Cindy McCann of Clarendon Hills embraced the holiday theme for her daughter, who was born on Dec. 22. One year she bought small Norfolk Island pine trees and the kids made ornaments. The decorated trees went home as a party favor. Another time, the girls had relay races with shaving cream and decorated her relatives (good sports who were dressed in red) like Santa. They’ve also been to the zoo for Holiday Magic and attended The Nutcracker.
“We recognize the fact that Christmas is right around the corner so we incorporate the season but still make it about the birthday girl,” she says.
Upside: The theme and the decorations are already in place.
Downside: Birthday child can feel forced to share the holiday theme.
Some parents and kids prefer to spread out the fun. Kelley Nelson of Geneva used to plan her daughter’s big celebration on June 22 to commemorate her half-birthday. “One year I made a half-birthday cake that was half lion and half zebra,” she remembers. “I usually made some joke about Santa or Christmas in her June invitation and explained that it was her half-birthday.”
You can incorporate the holiday theme in a summer birthday. Have Santa make an appearance or play Christmas music outside in the warm weather. Kids will get a kick out of playing traditional Christmas games in June, and this is probably the only time when it’s not only OK but actually funny to use Christmas paper to wrap birthday presents!
A half-birthday helps spread out the glut of gifts that would otherwise arrive in December and adds some variety.
Upside: Birthday celebration is spread throughout the year. Summer is an easier time to focus on a party.
Downside: Not near the actual day, which is hard for some kids. Parents need to acknowledge the real birthday in a smaller way.
A smaller delay
Our family has finally settled on a January party. The Christmas rush is over and we can focus on her and her special day. January is a rather quiet month, and people are usually available. Plus, many businesses have January or winter specials to entice people out after the holidays.
On my daughter’s actual birthday, Dec. 26, we take her to out to dinner at the restaurant of her choice. It’s too exhausting to whip up another fancy meal and she likes being able to make the decision.
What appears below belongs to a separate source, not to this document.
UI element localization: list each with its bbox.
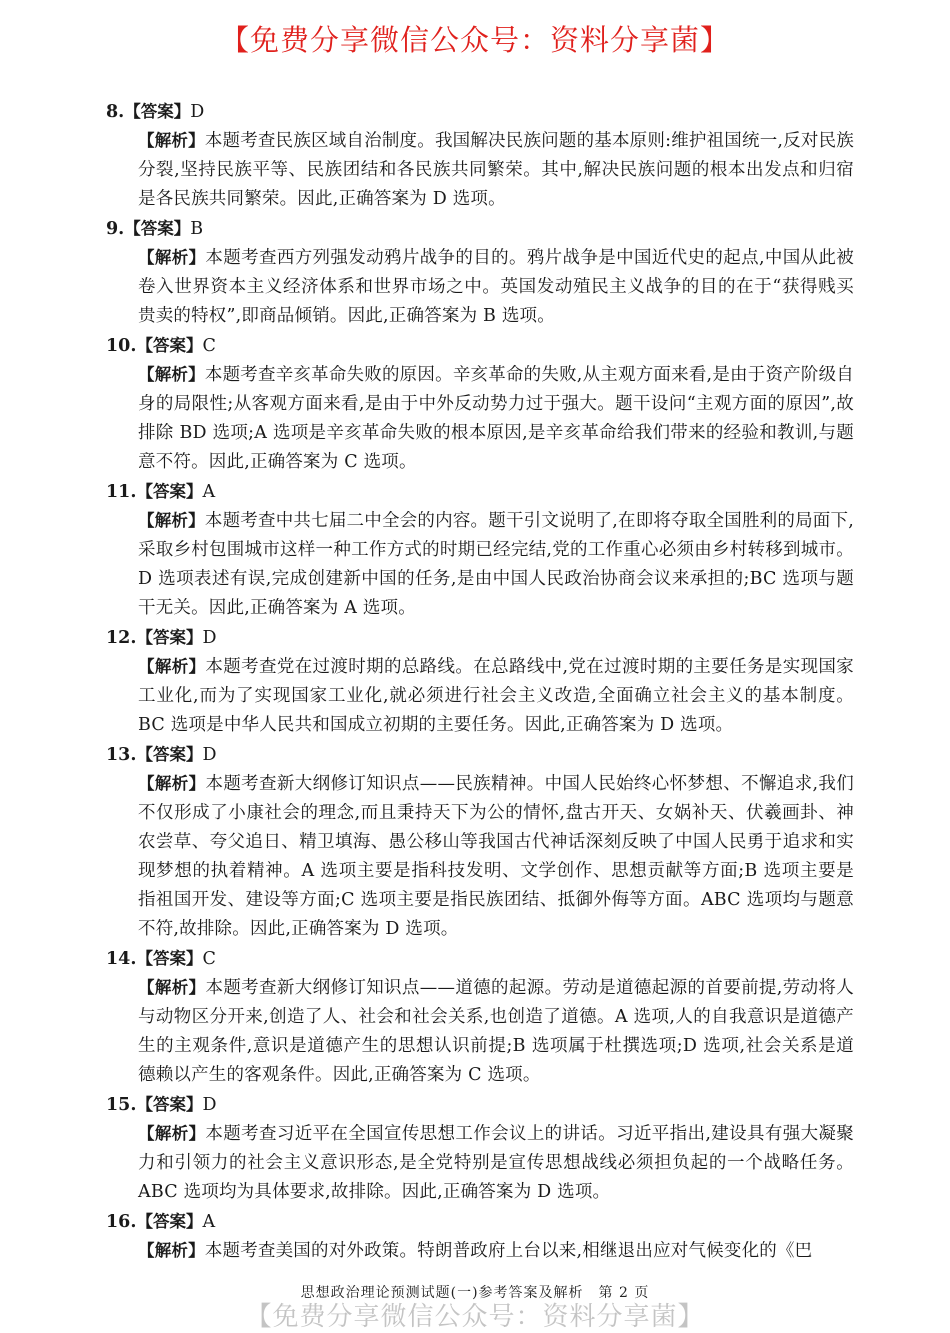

We celebrate at a family party with cousins and grandparents early in December, making her birthday celebration a month-long event-another bonus for her.
Upside: Close to the actual birthday, but not lost in the shuffle of the holiday rush.
Downside: Easy to get distracted and forget to plan it. Some feel tapped out by holiday parties and gift-giving.
Christmas Day birthdays
This is perhaps the toughest birthday of the year. By necessity, part of the day is spent watching other people open gifts. No matter how hard parents may try, the focus of the day is on the celebration of Christmas.
Stacy Leonard of Elmhurst has only celebrated her daughter’s birthday once on Dec. 25. “There is a photo taken of me that day that says it all,” she recalls. “I’m sitting in a chair, sound asleep. We had Christmas morning, church, Christmas dinner, birthday cake and presents. It was too exhausting.”
Now they choose to celebrate her birthday one or two weeks before Christmas. They pick the day in advance, and that day is entirely spent celebrating Meredith’s birthday. When she was younger, they would have her friends party during the day and a family celebration in the evening.
Work with your child
When it comes to December birthday celebrations, no one solution is perfect for everyone. Some kids resist celebrating on any day but their actual birthday, while some enjoy having a day that doesn’t involve the holiday. It may take a few years to get it right or the answer may come easily. It’s a tough time to have a birthday, but it’s a magical time, too.